Previously in this series, we saw that VLCC rates fell and Aframax rates rose in week 29. In this part, we’ll shift our focus to the cost side—bunker fuel prices.
Crude oil prices
Brent crude oil prices rose to $49.7 per barrel in the middle of the week from $46.91 per barrel on July 14, 2017. However, crude oil prices settled at $48.06 at the end of the week. At the beginning of the week, crude oil prices rose due to lower US crude and product inventories, which fell to the lowest level since December. Towards the end of the week, prices fell due to a report that OPEC’s oil supply is expected to exceed $33 million per day this month.
Bunker fuel prices
On July 20, 2017, average bunker fuel prices were $339.5 per ton—compared to $323 per ton a week ago on July 13, 2017. According to the Gibson report for week 29, bunker fuel prices at Rotterdam were $292 per ton on July 20, 2017—up from $279 per ton the previous week. Similarly, bunker fuel prices at the Port of Fujairah rose to $310 per ton on July 20 from $296 per ton on July 13, according to the same report.

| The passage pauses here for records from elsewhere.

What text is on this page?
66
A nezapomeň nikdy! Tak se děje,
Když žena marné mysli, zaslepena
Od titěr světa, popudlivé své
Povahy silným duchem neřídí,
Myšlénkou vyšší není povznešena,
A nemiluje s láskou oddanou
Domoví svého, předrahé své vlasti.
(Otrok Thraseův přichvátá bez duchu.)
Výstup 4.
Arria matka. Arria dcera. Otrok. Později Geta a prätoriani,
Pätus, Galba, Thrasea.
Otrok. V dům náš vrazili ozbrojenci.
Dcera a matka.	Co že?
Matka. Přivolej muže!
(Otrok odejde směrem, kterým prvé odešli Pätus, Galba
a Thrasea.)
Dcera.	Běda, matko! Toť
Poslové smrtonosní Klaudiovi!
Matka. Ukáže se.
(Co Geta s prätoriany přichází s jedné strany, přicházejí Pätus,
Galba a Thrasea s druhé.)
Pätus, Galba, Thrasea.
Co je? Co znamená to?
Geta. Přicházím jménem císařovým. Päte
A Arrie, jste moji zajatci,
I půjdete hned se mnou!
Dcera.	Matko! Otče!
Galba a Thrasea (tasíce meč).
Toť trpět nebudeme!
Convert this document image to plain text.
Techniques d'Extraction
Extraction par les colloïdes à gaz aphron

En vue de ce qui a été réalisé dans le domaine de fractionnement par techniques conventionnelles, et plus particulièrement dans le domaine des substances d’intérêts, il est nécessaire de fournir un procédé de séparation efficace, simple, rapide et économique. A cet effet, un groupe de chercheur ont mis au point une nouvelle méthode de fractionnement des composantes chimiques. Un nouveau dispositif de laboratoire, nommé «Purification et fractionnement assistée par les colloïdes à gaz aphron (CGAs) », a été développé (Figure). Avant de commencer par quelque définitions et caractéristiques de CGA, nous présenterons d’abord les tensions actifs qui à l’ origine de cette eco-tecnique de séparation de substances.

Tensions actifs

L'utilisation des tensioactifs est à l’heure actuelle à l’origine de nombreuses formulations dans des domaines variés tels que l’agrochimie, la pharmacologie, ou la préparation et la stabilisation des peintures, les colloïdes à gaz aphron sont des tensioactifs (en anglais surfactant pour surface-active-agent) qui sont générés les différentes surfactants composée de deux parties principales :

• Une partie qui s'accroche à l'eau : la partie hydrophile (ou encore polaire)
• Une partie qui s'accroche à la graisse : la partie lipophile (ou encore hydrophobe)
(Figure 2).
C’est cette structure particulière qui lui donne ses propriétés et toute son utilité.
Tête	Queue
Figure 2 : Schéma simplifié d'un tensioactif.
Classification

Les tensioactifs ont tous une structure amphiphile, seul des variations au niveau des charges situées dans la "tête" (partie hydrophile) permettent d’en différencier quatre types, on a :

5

Bunker fuel cost is a vital cost component for all shipping companies. Shipping companies include crude oil carriers, dry bulk shippers, product oil carriers, and LNG (liquefied natural gas) carriers. The bunker fuel cost is closely knit with oil prices. A rise in oil prices translates into a rise in bunker fuel prices. Some of the major crude oil tanker companies are Frontline (FRO), DHT Holdings (DHT), Nordic American Tankers (NAT), and Euronav (EURN). Navios Maritime Partners (NMM) is a major dry bulk shipper. GasLog (GLOG), Golar LNG (GLNG), and Teekay LNG Partners (TGP) are LNG carrier companies.